As for prospects of fixing the problem, Bernanke said, "Signs of progress have
appeared but ... most countries have only just begun to undertake the policy
changes that will ultimately be needed." He spoke at a conference in Berlin.
Copies of his remarks were made available in Washington.
Bernanke's scholarly speech did not address the future course of interest rates
in the U.S. nor the state of the U.S. economy.
Economists increasingly believe the Fed at meeting next Tuesday will slice a key
interest rate, now at 5.25%, by at least one-quarter percentage point to
help protect the economy from the ill effects of a deepening housing slump and a
painful credit crunch.
Worldwide long-term interest rates, which had been low for a long period, have
gone up recently "in part because of the greater recent volatility in financial
markets and investors' demands for increased compensation for risk-taking,"

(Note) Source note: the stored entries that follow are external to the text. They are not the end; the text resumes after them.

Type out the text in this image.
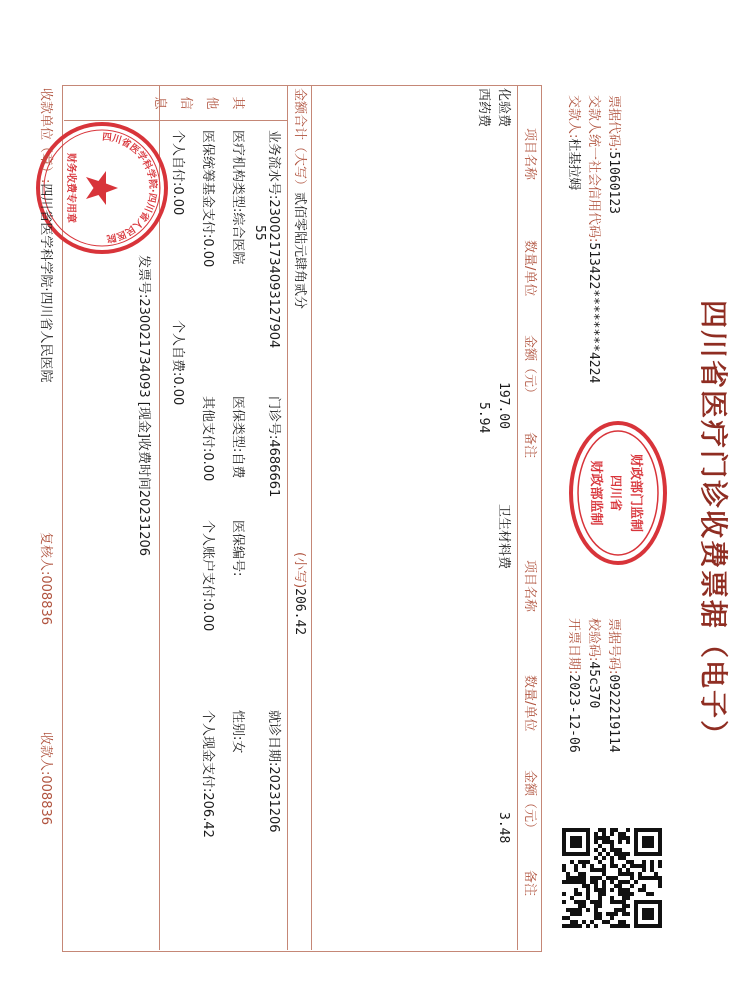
四川省医疗门诊收费票据（电子）
财政部门监制
四川省
财政部监制
票据代码:51060123
交款人统一社会信用代码:513422********4224
交款人:杜基拉姆
票据号码:0922219114
校验码:45c370
开票日期:2023-12-06
项目名称
数量/单位
金额（元）
备注
项目名称
数量/单位
金额（元）
备注
化验费
197.00
西药费
5.94
卫生材料费
3.48
金额合计（大写）贰佰零陆元肆角贰分
(小写)206.42
其他信息
业务流水号:230021734093127904
门诊号:4686661
就诊日期:20231206
55
医疗机构类型:综合医院
医保类型:自费
医保编号:
性别:女
医保统筹基金支付:0.00
其他支付:0.00
个人账户支付:0.00
个人现金支付:206.42
个人自付:0.00
个人自费:0.00
发票号:230021734093 [现金]收费时间20231206
四川省医学科学院·四川省人民医院
财务收费专用章
收款单位（章）:四川省医学科学院·四川省人民医院
复核人:008836
收款人:008836
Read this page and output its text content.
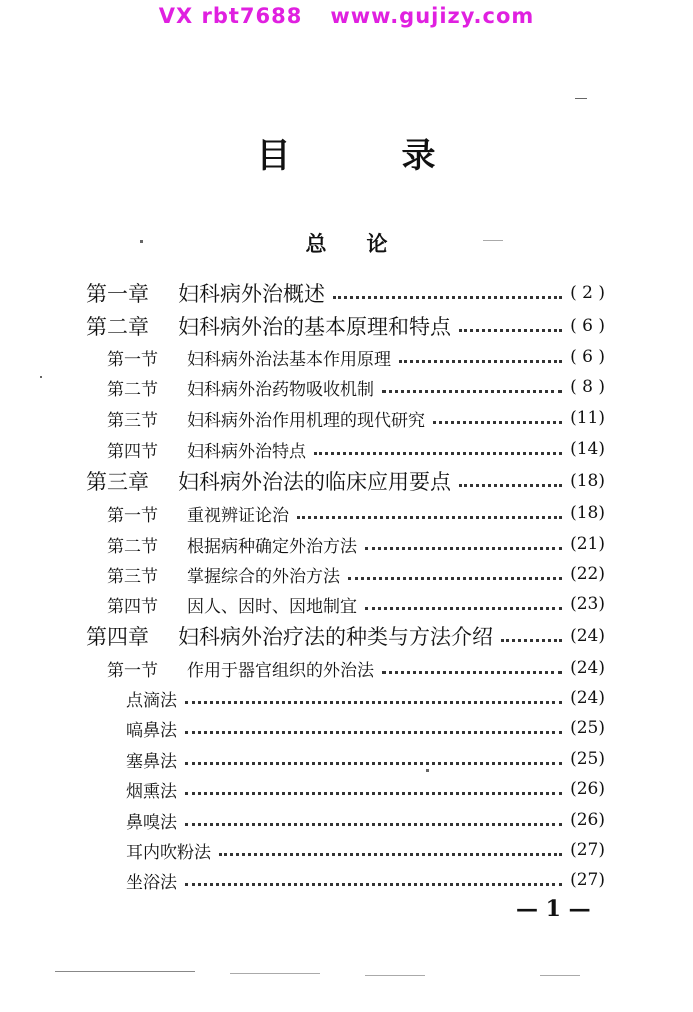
VX rbt7688 www.gujizy.com
目	录
总 论
第一章 妇科病外治概述	( 2 )
第二章 妇科病外治的基本原理和特点	( 6 )
第一节 妇科病外治法基本作用原理	( 6 )
第二节 妇科病外治药物吸收机制	( 8 )
第三节 妇科病外治作用机理的现代研究	(11)
第四节 妇科病外治特点	(14)
第三章 妇科病外治法的临床应用要点	(18)
第一节 重视辨证论治	(18)
第二节 根据病种确定外治方法	(21)
第三节 掌握综合的外治方法	(22)
第四节 因人、因时、因地制宜	(23)
第四章 妇科病外治疗法的种类与方法介绍	(24)
第一节 作用于器官组织的外治法	(24)
点滴法	(24)
嗃鼻法	(25)
塞鼻法	(25)
烟熏法	(26)
鼻嗅法	(26)
耳内吹粉法	(27)
坐浴法	(27)
— 1 —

Those once unusually low long-term rate in the United States and other countries
have puzzled policymakers. Former Fed Chairman Alan Greenspan--Bernanke's
predecessor--once called the behavior of these low long-term rates a
"conundrum." Bernanke once again said a number of factors probably influenced
these low rate, including the desire of many countries to save a lot.
Trade Deficit Shrinks
So far this year, the U.S. trade deficit is running at an annual rate of $711
billion, down from $758.5 billion in 2006. Last's year trade deficit marked the
fifth year in a row where the trade deficit hit an all-time high.

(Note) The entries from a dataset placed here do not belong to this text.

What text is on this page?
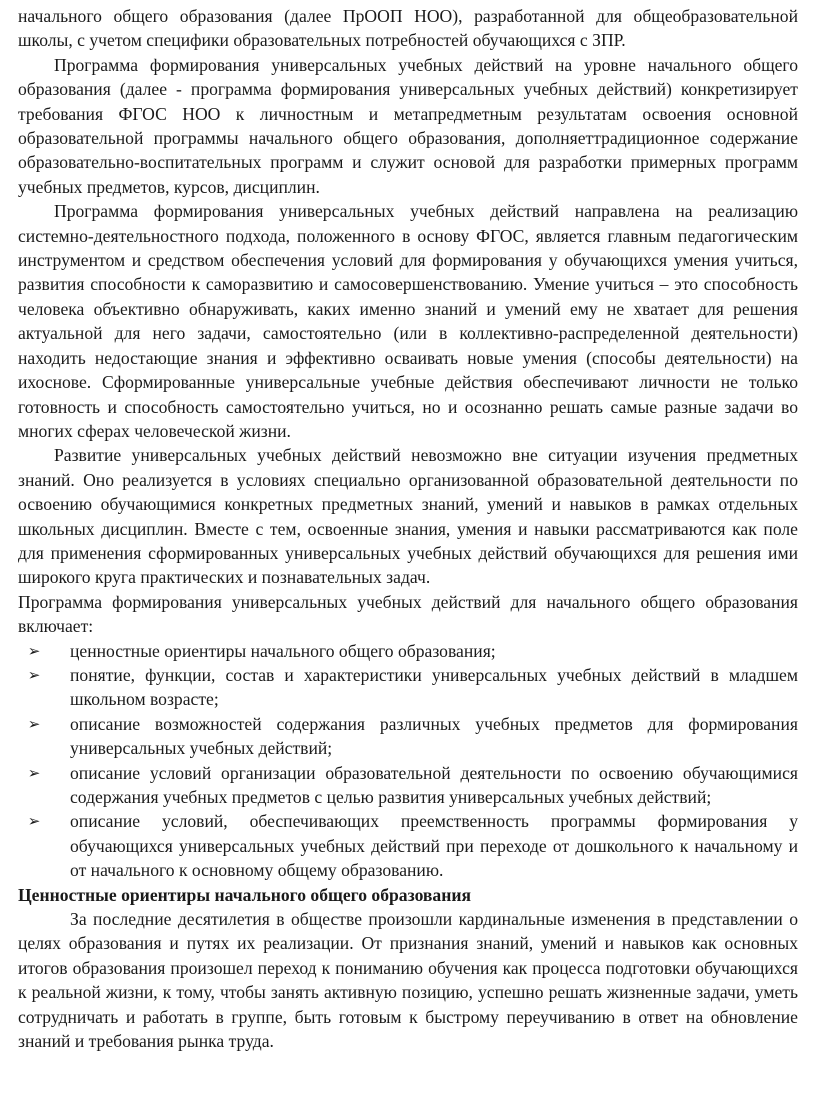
начального общего образования (далее ПрООП НОО), разработанной для общеобразовательной школы, с учетом специфики образовательных потребностей обучающихся с ЗПР.

Программа формирования универсальных учебных действий на уровне начального общего образования (далее - программа формирования универсальных учебных действий) конкретизирует требования ФГОС НОО к личностным и метапредметным результатам освоения основной образовательной программы начального общего образования, дополняеттрадиционное содержание образовательно-воспитательных программ и служит основой для разработки примерных программ учебных предметов, курсов, дисциплин.

Программа формирования универсальных учебных действий направлена на реализацию системно-деятельностного подхода, положенного в основу ФГОС, является главным педагогическим инструментом и средством обеспечения условий для формирования у обучающихся умения учиться, развития способности к саморазвитию и самосовершенствованию. Умение учиться – это способность человека объективно обнаруживать, каких именно знаний и умений ему не хватает для решения актуальной для него задачи, самостоятельно (или в коллективно-распределенной деятельности) находить недостающие знания и эффективно осваивать новые умения (способы деятельности) на ихоснове. Сформированные универсальные учебные действия обеспечивают личности не только готовность и способность самостоятельно учиться, но и осознанно решать самые разные задачи во многих сферах человеческой жизни.

Развитие универсальных учебных действий невозможно вне ситуации изучения предметных знаний. Оно реализуется в условиях специально организованной образовательной деятельности по освоению обучающимися конкретных предметных знаний, умений и навыков в рамках отдельных школьных дисциплин. Вместе с тем, освоенные знания, умения и навыки рассматриваются как поле для применения сформированных универсальных учебных действий обучающихся для решения ими широкого круга практических и познавательных задач.

Программа формирования универсальных учебных действий для начального общего образования включает:

➢ ценностные ориентиры начального общего образования;
➢ понятие, функции, состав и характеристики универсальных учебных действий в младшем школьном возрасте;
➢ описание возможностей содержания различных учебных предметов для формирования универсальных учебных действий;
➢ описание условий организации образовательной деятельности по освоению обучающимися содержания учебных предметов с целью развития универсальных учебных действий;
➢ описание условий, обеспечивающих преемственность программы формирования у обучающихся универсальных учебных действий при переходе от дошкольного к начальному и от начального к основному общему образованию.

Ценностные ориентиры начального общего образования

За последние десятилетия в обществе произошли кардинальные изменения в представлении о целях образования и путях их реализации. От признания знаний, умений и навыков как основных итогов образования произошел переход к пониманию обучения как процесса подготовки обучающихся к реальной жизни, к тому, чтобы занять активную позицию, успешно решать жизненные задачи, уметь сотрудничать и работать в группе, быть готовым к быстрому переучиванию в ответ на обновление знаний и требования рынка труда.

Economists believe the trade balance will finally shrink this year as U.S.
exporters benefit from strong economic growth in many countries overseas and a
weaker dollar against many currencies. That makes U.S. products cheaper on
foreign markets and imports more expensive for American consumers.
The United States larger current account deficit, which includes not only
monthly trade figures but also investment flows, would be helped if the country
boosts savings and continues to trim its federal budget deficit, Bernanke said.
China, meanwhile, has recognized the need to increase its domestic spending and
scale back its reliance on exports, Bernanke said. Those and other measures will
help global trade imbalances over time, he added.